陆府前厅。
香炉里燃着能平心静气的沉水香,青烟袅袅,却压不住厅内压抑的气息。
傅辛夷端坐客位,一身素白的锦缎衬得她清冷脱俗。
在她身后,站着两名肃清司侍卫中间,押着被打得血肉模糊的张嬷嬷。
嬷嬷瘫如烂泥,只剩微弱的呻吟。
“陆员外。”傅辛夷声音泠泠。
陆泓猛地一颤:“在!”
傅辛夷神色淡淡:“这恶奴二十杖已毕,世子爷让下官带句话。”
一听到谢临渊的名号,陆泓两股战战,大有一种要掉肉的感觉。
“世子念你‘又’捐十万两银,暂且饶过这次。
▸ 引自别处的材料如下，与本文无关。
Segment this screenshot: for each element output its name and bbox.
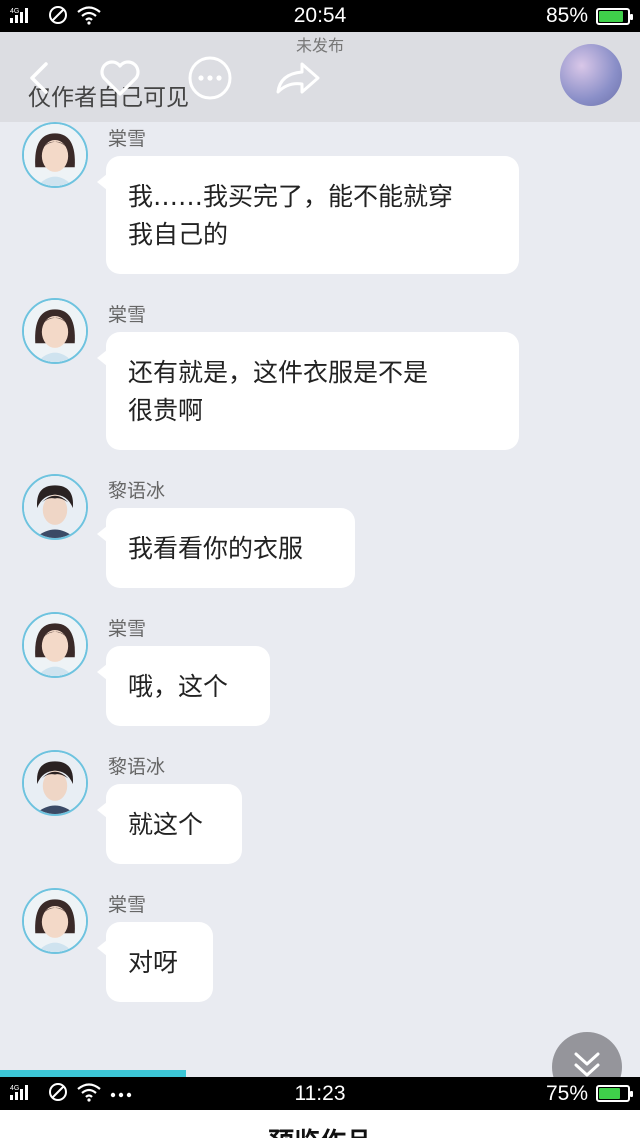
avatar-girl[interactable] xyxy=(22,122,88,188)
message-bubble: 对呀 xyxy=(97,922,213,1002)
reading-progress-bar xyxy=(0,1070,186,1077)
heart-icon[interactable] xyxy=(96,54,144,102)
do-not-disturb-icon xyxy=(48,1082,68,1105)
avatar-girl[interactable] xyxy=(22,612,88,678)
sender-name: 棠雪 xyxy=(108,894,147,916)
post-header: 未发布 仅作者自己可见 xyxy=(0,32,640,122)
avatar-girl[interactable] xyxy=(22,888,88,954)
signal-icon: 4G xyxy=(10,6,40,27)
more-notifications-icon xyxy=(110,1086,132,1102)
cover-thumbnail[interactable] xyxy=(560,44,622,106)
wifi-icon xyxy=(76,5,102,28)
back-icon[interactable] xyxy=(16,54,64,102)
message-text-line: 我……我买完了，能不能就穿 xyxy=(128,182,454,211)
battery-icon xyxy=(596,7,633,25)
message-bubble: 就这个 xyxy=(97,784,242,864)
page-title: 预览作品 xyxy=(0,1122,640,1138)
svg-text:4G: 4G xyxy=(10,8,19,15)
status-bar: 4G 11:23 75% xyxy=(0,1077,640,1110)
message-text-line: 很贵啊 xyxy=(128,396,204,425)
more-icon[interactable] xyxy=(186,54,234,102)
share-icon[interactable] xyxy=(274,54,322,102)
message-bubble: 我看看你的衣服 xyxy=(97,508,355,588)
publish-status: 未发布 xyxy=(295,36,344,55)
message-bubble: 哦，这个 xyxy=(97,646,270,726)
avatar-boy[interactable] xyxy=(22,750,88,816)
message-bubble: 还有就是，这件衣服是不是 很贵啊 xyxy=(97,332,519,450)
svg-text:4G: 4G xyxy=(10,1085,19,1092)
message-bubble: 我……我买完了，能不能就穿 我自己的 xyxy=(97,156,519,274)
sender-name: 黎语冰 xyxy=(108,480,166,502)
message-text-line: 我自己的 xyxy=(128,220,229,249)
sender-name: 黎语冰 xyxy=(108,756,166,778)
sender-name: 棠雪 xyxy=(108,128,147,150)
wifi-icon xyxy=(76,1082,102,1105)
avatar-girl[interactable] xyxy=(22,298,88,364)
status-time: 20:54 xyxy=(293,4,347,27)
message-text-line: 还有就是，这件衣服是不是 xyxy=(128,358,429,387)
sender-name: 棠雪 xyxy=(108,304,147,326)
status-time: 11:23 xyxy=(294,1081,346,1105)
sender-name: 棠雪 xyxy=(108,618,147,640)
battery-percent: 85% xyxy=(545,4,588,27)
chat-list: 棠雪 我……我买完了，能不能就穿 我自己的 棠雪 还有就是，这件衣服是不是 很贵… xyxy=(0,122,640,1077)
preview-footer: 预览作品 xyxy=(0,1110,640,1138)
status-bar: 4G 20:54 85% xyxy=(0,0,640,32)
battery-icon xyxy=(596,1085,633,1102)
signal-icon: 4G xyxy=(10,1083,40,1104)
avatar-boy[interactable] xyxy=(22,474,88,540)
do-not-disturb-icon xyxy=(48,5,68,28)
battery-percent: 75% xyxy=(545,1081,588,1105)
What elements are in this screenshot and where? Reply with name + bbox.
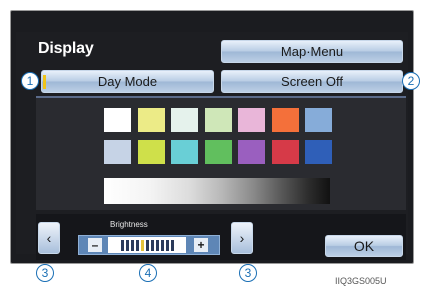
screen-off-button[interactable]: Screen Off: [221, 70, 403, 93]
ok-button[interactable]: OK: [325, 235, 403, 257]
callout-3-right: 3: [239, 264, 257, 282]
image-code: IIQ3GS005U: [335, 276, 387, 286]
brightness-tick: [150, 239, 154, 251]
color-swatch: [305, 108, 332, 132]
brightness-minus-button[interactable]: –: [88, 238, 102, 252]
day-mode-button[interactable]: Day Mode: [41, 70, 214, 93]
color-swatch: [137, 108, 165, 132]
color-swatch: [204, 108, 232, 132]
brightness-left-arrow-button[interactable]: ‹: [38, 222, 60, 254]
map-menu-button[interactable]: Map·Menu: [221, 40, 403, 63]
brightness-tick: [140, 239, 144, 251]
color-swatch: [305, 140, 332, 164]
brightness-tick: [120, 239, 124, 251]
brightness-tick: [135, 239, 139, 251]
brightness-tick: [155, 239, 159, 251]
page-title: Display: [38, 40, 94, 57]
grayscale-gradient: [104, 178, 330, 204]
brightness-tick: [125, 239, 129, 251]
color-swatch: [238, 140, 265, 164]
color-swatch: [137, 140, 165, 164]
color-swatch: [171, 140, 198, 164]
brightness-level-indicator[interactable]: [108, 237, 186, 253]
brightness-tick: [165, 239, 169, 251]
callout-3-left: 3: [36, 264, 54, 282]
brightness-tick: [130, 239, 134, 251]
brightness-plus-button[interactable]: +: [194, 238, 208, 252]
brightness-right-arrow-button[interactable]: ›: [231, 222, 253, 254]
color-swatch: [271, 108, 299, 132]
color-swatch: [171, 108, 198, 132]
brightness-tick: [170, 239, 174, 251]
callout-2: 2: [402, 72, 420, 90]
callout-4: 4: [139, 264, 157, 282]
color-swatch: [271, 140, 299, 164]
callout-1: 1: [21, 72, 39, 90]
brightness-label: Brightness: [110, 220, 148, 229]
color-swatch: [104, 140, 131, 164]
color-swatch: [204, 140, 232, 164]
brightness-tick: [160, 239, 164, 251]
color-swatch: [104, 108, 131, 132]
day-mode-indicator: [43, 75, 46, 89]
brightness-tick: [145, 239, 149, 251]
color-swatch: [238, 108, 265, 132]
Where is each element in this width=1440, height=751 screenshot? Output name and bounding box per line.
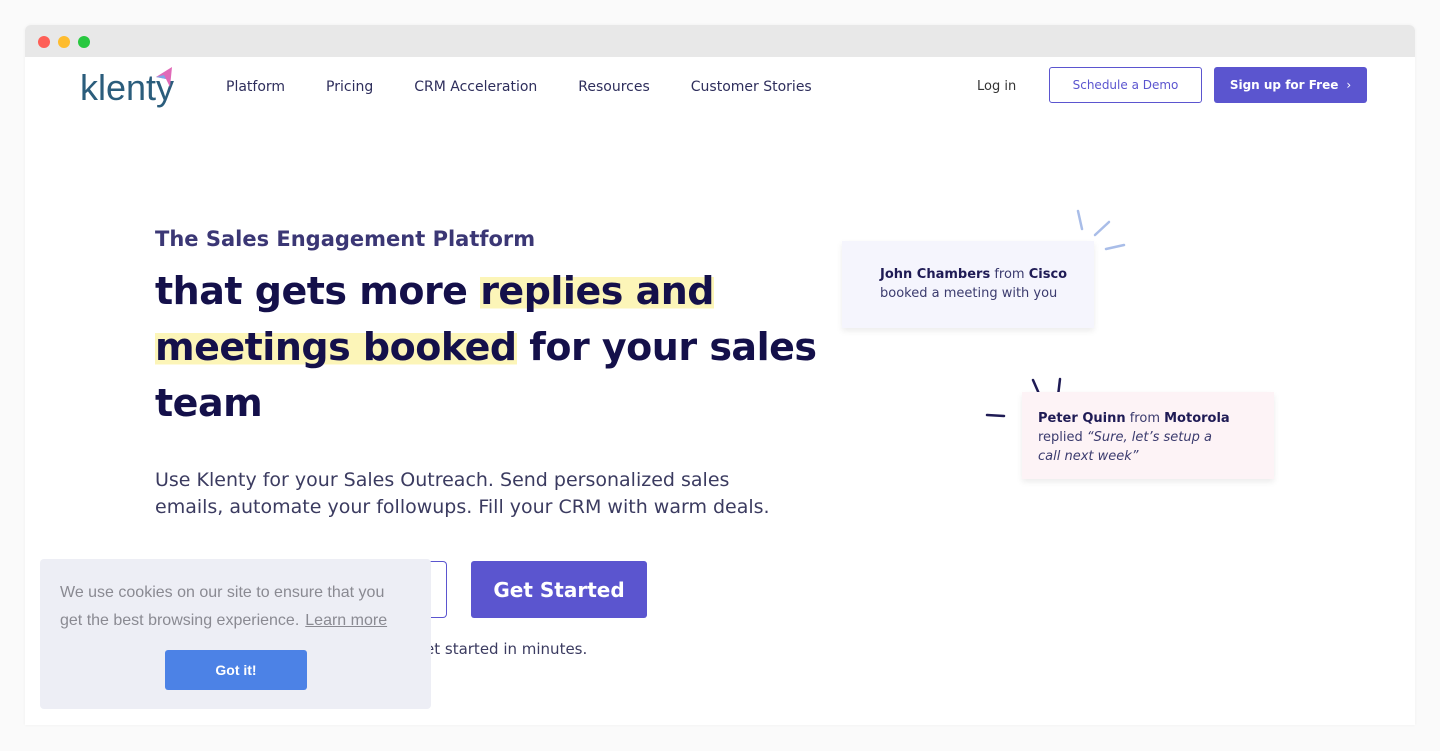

”
特意咬重的几个字,像钝刀似的一下下剐在陆泓心口。
“若再有下次……”她忽然抬眼,目光陡然锋利如淬了毒的银针,直直刺过来。
“肃清司可就免不了细查,你这‘御下不严’,任由家奴‘霍乱家宅’的罪名了。”
陆泓额头瞬间沁出一层冷汗,顺着鬓角往下淌,忙不迭地躬身应道:“劳烦傅医女代为回话,下官……下官全都明白!绝、绝无下次!”
一旁的刘引璋悄悄攥紧了手中的帕子。
恰在此时,陆泓慌乱的目光与她不经意撞上,那转瞬即逝的眼神里,分明藏着一丝难以掩饰的怨怼,那眼神像在无声质问:
若不是因为你,事情怎会闹到这般田地?
她心头微沉,不动声色地移开了视线。
陆昭宁来了。
她特意挑了件宽大不合身的素色衣衫,松松垮垮地罩在身上,配上那张毫无血色脸,足以让设想她在陆府的日子有多艰难。
“爹、娘。”她弱柳扶风地行了一个礼。
目光扫过一旁的傅辛夷时,她眉头几不可察地蹙起。
她在来的路上算过,也问了管家对方的身份。
此人叫傅辛夷,是当今太医令的孙女,在肃清司担任医官,和谢临渊接触不算深,但同样沾上了黑气。
“二小姐。”傅辛夷起身,朝她盈盈一拜。
目光一转,睨了眼地上的张嬷嬷。
受了二十棍的刑罚,嬷嬷屁股上早已皮开肉绽,被她的视线探得一激灵,像条蛆虫似的艰难蠕动着,一点点朝陆昭宁挪去。
“二小姐,老奴知错了,求您原谅啊!”
傅辛夷虚抬起手。
身旁侍卫立刻上前,一把捂住了张嬷嬷的嘴,她的哀嚎戛然而止。
“二小姐。”傅辛夷面向她,“世子爷说了,这刁奴欺主实在可恶,这次不死,是她命大,再有下次,二小姐哪怕是杀了她,也无妨。”
这话是看着陆昭宁说的,敲打的却是身后坐在高堂的人。
紧接着,傅辛夷轻拍手掌,一名青衣侍女捧着沉甸甸的药箱应声上前。
“世子爷还特意交代,让我来为二小姐诊治旧伤。”
她侧身介绍那侍女:“这是青黛,身家清白,是世子爷特意拨来留在二小姐身边照料的。”
光明正大的塞人,又治伤又监视,还做足了威慑--
真是一石多鸟。
刘引璋蹙眉,心头疑云翻涌,却强压下心中惊惶,柔声试探:“世子如此关怀昭宁,真是陆家的福气。只是……妾身实在惶恐,不知昭宁何处得蒙世子青眼?”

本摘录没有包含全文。